David Williamson: Because you can't get bought out if you can't value the company. It's a significant difference as far as exclusivity.

Max: Right. It's three years, versus five years.

David: It's actually even more than five, because of the various delays that go along with it.

Brenton: You look at the current value, it's a $1.3 billion company right now. If we just look at what Lovaza -- what was its peak sales?

Max: Last year, it was $910 million. It's a big market.

David: It doesn't have, what could potentially be, is the anchor indication, which expands it so it's really only playing in the shallowest end of the pool, and it's almost a blockbuster.

Brenton: Yeah, so is the bear argument more, "This isn't going to get NCE, and therefore it's not nearly as valuable a company?" Or is it that "This is going to be a commercial flop because they're trying to do it on their own?"

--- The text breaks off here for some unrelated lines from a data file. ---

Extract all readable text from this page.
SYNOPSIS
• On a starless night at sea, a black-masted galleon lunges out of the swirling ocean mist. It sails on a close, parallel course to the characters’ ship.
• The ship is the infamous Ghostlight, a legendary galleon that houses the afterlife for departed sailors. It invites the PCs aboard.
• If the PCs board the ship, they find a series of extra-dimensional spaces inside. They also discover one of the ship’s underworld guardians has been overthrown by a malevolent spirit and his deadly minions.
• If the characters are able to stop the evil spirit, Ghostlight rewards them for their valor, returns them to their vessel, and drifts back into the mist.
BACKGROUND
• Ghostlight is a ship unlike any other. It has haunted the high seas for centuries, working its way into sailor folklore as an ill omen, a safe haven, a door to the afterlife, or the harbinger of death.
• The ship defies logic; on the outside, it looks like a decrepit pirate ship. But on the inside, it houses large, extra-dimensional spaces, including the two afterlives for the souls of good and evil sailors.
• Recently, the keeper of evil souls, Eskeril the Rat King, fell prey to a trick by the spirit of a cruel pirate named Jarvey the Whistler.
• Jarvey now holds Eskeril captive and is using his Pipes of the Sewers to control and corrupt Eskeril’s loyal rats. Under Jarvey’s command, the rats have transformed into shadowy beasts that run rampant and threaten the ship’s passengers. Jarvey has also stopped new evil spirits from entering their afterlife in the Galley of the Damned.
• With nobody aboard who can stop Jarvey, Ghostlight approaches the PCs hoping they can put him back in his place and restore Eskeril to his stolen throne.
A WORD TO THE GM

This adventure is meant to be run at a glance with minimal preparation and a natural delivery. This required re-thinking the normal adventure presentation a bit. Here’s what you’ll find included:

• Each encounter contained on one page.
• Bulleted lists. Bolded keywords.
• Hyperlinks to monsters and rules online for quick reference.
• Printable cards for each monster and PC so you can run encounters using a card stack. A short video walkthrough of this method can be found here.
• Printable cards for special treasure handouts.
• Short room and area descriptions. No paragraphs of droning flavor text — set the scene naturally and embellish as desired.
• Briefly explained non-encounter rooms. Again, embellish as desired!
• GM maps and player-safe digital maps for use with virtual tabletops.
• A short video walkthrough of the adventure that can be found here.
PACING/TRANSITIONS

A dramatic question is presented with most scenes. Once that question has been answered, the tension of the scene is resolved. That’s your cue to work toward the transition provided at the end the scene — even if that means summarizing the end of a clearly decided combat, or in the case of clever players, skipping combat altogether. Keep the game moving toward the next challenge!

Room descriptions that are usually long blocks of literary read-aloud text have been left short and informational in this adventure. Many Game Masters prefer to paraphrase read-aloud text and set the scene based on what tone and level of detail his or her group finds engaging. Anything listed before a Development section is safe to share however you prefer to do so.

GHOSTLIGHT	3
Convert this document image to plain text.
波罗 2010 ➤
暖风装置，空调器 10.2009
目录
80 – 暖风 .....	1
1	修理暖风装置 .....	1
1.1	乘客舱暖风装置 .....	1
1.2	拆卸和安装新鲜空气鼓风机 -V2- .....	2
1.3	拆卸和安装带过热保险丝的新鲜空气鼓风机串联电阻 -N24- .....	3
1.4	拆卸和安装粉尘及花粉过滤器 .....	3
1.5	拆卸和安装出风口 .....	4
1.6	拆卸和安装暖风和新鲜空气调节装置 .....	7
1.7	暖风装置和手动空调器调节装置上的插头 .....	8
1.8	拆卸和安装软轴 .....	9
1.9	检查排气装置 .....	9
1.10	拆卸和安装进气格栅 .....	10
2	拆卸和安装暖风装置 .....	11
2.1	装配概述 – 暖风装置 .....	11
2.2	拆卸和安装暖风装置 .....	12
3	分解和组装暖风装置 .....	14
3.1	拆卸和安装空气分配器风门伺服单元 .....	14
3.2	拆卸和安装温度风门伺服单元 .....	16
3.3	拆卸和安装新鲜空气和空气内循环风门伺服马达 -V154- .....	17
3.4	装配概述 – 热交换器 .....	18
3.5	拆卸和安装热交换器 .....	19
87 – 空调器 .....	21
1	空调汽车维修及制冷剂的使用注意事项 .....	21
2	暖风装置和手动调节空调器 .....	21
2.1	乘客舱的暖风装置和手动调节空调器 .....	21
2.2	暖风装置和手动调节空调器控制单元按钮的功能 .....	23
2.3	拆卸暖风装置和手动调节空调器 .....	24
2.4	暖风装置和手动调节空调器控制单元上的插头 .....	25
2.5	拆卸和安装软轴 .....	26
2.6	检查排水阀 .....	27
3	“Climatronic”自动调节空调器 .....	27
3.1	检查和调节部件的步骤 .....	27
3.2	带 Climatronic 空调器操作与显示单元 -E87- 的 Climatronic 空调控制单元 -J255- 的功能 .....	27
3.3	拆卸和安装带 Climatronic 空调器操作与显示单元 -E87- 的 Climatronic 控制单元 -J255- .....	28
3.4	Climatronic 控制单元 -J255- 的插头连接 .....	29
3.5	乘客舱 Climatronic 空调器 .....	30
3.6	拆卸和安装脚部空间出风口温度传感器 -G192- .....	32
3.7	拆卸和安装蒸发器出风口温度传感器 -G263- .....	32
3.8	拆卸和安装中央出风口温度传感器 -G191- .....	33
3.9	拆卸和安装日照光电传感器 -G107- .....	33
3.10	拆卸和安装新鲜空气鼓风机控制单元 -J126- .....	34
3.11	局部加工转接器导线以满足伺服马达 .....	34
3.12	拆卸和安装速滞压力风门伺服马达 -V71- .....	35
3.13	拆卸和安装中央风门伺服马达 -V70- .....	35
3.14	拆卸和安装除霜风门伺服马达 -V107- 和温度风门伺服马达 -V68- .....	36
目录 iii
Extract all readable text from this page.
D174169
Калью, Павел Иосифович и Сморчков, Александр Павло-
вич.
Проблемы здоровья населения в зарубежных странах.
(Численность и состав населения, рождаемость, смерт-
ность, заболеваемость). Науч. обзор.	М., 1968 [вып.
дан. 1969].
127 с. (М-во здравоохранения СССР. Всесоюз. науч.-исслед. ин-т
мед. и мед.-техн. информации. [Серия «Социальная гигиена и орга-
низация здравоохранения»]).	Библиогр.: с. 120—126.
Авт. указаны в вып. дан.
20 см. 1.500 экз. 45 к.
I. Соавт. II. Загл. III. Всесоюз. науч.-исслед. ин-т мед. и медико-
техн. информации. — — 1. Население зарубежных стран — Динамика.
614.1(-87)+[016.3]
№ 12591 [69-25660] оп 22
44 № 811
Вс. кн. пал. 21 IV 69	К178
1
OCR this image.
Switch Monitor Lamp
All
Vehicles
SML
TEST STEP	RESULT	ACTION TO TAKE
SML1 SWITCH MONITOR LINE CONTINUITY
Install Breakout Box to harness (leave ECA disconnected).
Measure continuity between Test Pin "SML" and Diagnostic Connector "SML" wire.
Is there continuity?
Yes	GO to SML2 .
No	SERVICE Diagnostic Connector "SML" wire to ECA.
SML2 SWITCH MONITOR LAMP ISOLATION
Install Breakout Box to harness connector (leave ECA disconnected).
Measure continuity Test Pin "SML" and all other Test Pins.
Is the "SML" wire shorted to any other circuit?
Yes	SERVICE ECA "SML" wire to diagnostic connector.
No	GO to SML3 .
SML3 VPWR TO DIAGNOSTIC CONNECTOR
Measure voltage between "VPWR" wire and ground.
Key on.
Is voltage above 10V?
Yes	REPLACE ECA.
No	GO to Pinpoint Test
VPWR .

Max: That's a good question. I think it's a little bit of both. We've seen other players like VIVUS try to commercialize this drug. Of course, it's not an apples-to-apples comparison because VIVUS is doing obesity drugs, and that's a riskier market because we haven't had a drug in that space in over a decade.

David: And there are serious safety issues with Qsymia as well, and those don't really exist for Vascepa.

Max: That's the thing. Vascepa has a great safety profile. It does what it needs to do and, unlike Lovaza, it doesn't raise bad cholesterol so I think, as a product, it's a superior product. In the near term, however, this NCE status is really... I even hate saying it.

Brenton: It's like Days of Our Lives.

Max: It is.

David: Or the Groundhog Day movie.

Max: I think this is potentially a great takeover target for some of the big pharma companies suffering from the patent cliff, but unless the status is determined, I don't think we're going to see a takeover anytime soon.